Beating Cancer

Two months before I was diagnosed with breast cancer, I met my cousin Olive. She’s a few years younger than me and we are the lookalikes in the family, more similar in appearance to each other than we are to our own sisters.

Carissa Casey

It was Christmas 2019 and Olive was readjusting to life after a tough battle with breast cancer. In June the previous year, she found a strange wrinkled patch on her right breast. Concerned, she googled it and learnt that if she lifted her arm and saw a dimple in the area, she needed to see a doctor. She did and was sent to St James’ Hospital in Dublin. A week later, she was told she had Stage 2 breast cancer.

There was no time to waste and she started on chemotherapy almost immediately. She had a mastectomy in January 2019 and then a course of radiotherapy.

She was cancer-free when I met her that Christmas, looking fabulous with her newly regrown hair, but she was still shell-shocked by everything that had happened to her. She told me afterwards: “It felt like I was talking about someone else.
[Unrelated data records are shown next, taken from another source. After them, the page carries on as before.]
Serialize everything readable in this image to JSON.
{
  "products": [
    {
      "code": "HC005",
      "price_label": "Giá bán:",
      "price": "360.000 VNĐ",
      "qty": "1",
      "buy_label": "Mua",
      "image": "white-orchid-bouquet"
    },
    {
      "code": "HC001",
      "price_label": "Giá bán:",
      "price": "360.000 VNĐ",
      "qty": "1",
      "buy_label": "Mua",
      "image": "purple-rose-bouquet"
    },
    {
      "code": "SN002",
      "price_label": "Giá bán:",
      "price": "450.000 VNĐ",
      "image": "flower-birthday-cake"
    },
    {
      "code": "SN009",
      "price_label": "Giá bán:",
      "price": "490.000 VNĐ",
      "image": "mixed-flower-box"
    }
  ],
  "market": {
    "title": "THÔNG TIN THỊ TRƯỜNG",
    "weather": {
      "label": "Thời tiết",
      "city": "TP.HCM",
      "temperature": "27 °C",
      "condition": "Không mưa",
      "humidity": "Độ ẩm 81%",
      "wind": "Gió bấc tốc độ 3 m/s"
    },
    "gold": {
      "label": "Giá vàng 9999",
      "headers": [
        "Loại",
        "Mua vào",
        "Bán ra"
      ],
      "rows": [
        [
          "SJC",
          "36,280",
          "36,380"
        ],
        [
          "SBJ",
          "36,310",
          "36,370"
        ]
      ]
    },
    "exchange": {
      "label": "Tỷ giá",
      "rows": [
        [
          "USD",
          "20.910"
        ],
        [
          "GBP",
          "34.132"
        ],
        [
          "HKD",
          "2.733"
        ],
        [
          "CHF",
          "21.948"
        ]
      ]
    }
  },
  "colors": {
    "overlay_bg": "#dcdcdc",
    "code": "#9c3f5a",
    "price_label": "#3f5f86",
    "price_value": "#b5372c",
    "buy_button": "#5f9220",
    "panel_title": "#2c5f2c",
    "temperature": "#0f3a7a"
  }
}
It all seemed to happen so fast.”

Listening to her story, I was astounded by her strength and resilience. At the time, I had no idea that Olive and I didn’t just have our looks in common and I would begin to understand some of what she went through.

In January 2020, I was called back, following a routine mammogram with the BreastCheck screening programme. I wasn’t too bothered. Olive’s experience was fresh in my mind, but I had been called back after a previous mammogram. The irregularity that time was just a cyst which was drained in a few seconds.
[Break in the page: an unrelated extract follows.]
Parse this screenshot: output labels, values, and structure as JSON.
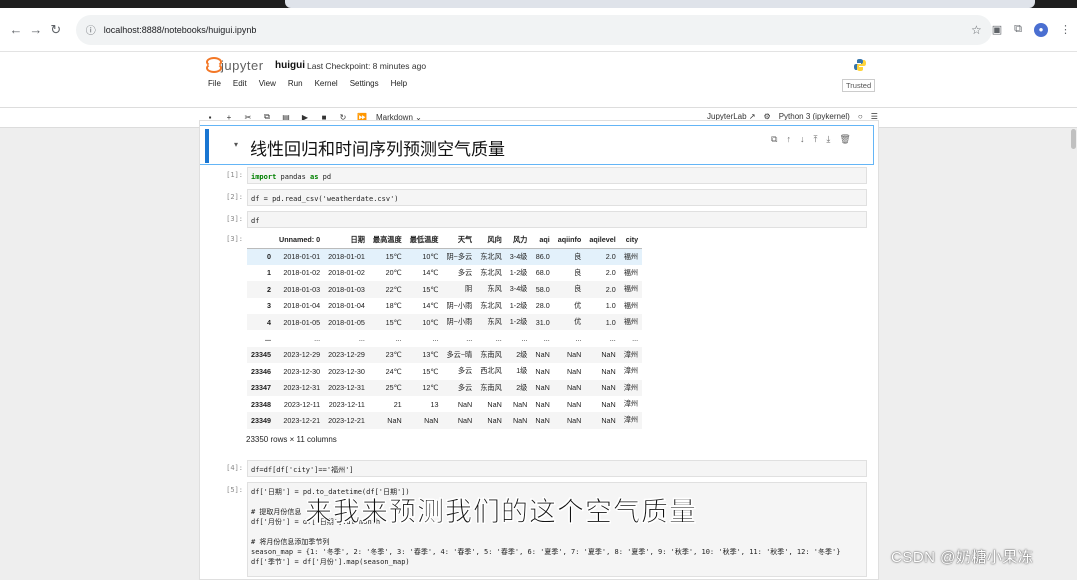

This particular time, the words ‘samples’ and ‘biopsy’ were repeatedly said during the ultrasound, but I wasn’t remotely worried. It was only when I was led into a private meeting room afterwards and the nurse asked me if I wanted a cup of tea that I realised something was up. After a pretty agonising week waiting for the biopsy result, I got my diagnosis: Stage 1 breast cancer. It almost came as a relief, at least I knew where I stood.

screening programme

My cancer had been caught early because of BreastCheck. Olive was under 50, so not part of the screening programme, but she had the good sense to pay attention to a change in her breast tissue and have it investigated. Having caught the cancer at Stage 1, my experience was nowhere near as tortuous as hers but she was still a rock when I called her with the news.

“You’re in for a rough few months,” she said. “But you’ll come out of it.” I had been bombarded with ‘stay positive’ advice since the day I left BreastCheck. Finally I had someone who had some idea of what I felt like and what lay ahead of me. And she was right on both counts; it was rough but I did come out of it.
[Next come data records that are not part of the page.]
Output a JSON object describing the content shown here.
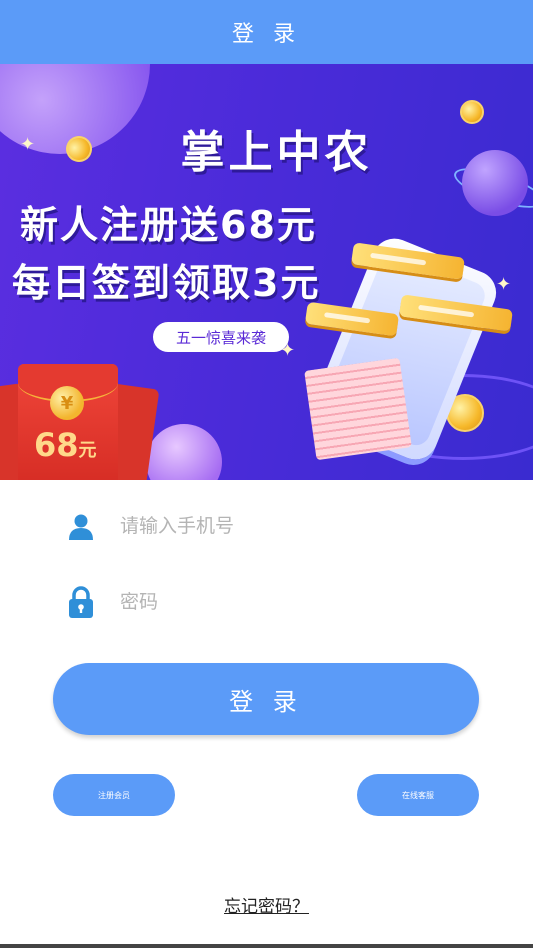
{
  "header": {
    "title": "登 录"
  },
  "banner": {
    "title": "掌上中农",
    "line1": "新人注册送68元",
    "line2": "每日签到领取3元",
    "tag": "五一惊喜来袭",
    "envelope_symbol": "¥",
    "envelope_amount": "68",
    "envelope_unit": "元"
  },
  "form": {
    "phone_placeholder": "请输入手机号",
    "password_placeholder": "密码",
    "phone_icon": "user-icon",
    "password_icon": "lock-icon"
  },
  "buttons": {
    "login": "登 录",
    "register": "注册会员",
    "service": "在线客服"
  },
  "links": {
    "forgot": "忘记密码？"
  },
  "colors": {
    "primary": "#5b9bf8",
    "icon_blue": "#2f8fd8",
    "banner_bg": "#4b2bd9"
  }
}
At the time, Covid was some weird disease happening in China and I believed my treatment would involve a lumpectomy and some radiotherapy. By the end of March, Ireland was in lockdown and I had learned that I needed a mastectomy. The day before my surgery, the surgeon phoned me to say that the public operating theatres in St Vincent’s were now being used for Covid patients. All surgeries had been moved to the private hospital and he wasn’t sure he could get me in to have my operation. I would be admitted the following morning anyway and he’d do his best. I remember thinking how bizarre it was that I was now hoping to have a mastectomy the next day. I did.

For different reasons, neither Olive nor I could have breast reconstruction surgery at the same time. At first, Olive was told that she could have the reconstruction immediately. But she was called in before the operation because the medical team were worried that nodules from her cancer were in the skin of her breast. They told her in advance they wanted to remove everything and an immediate reconstruction wasn’t possible because of that.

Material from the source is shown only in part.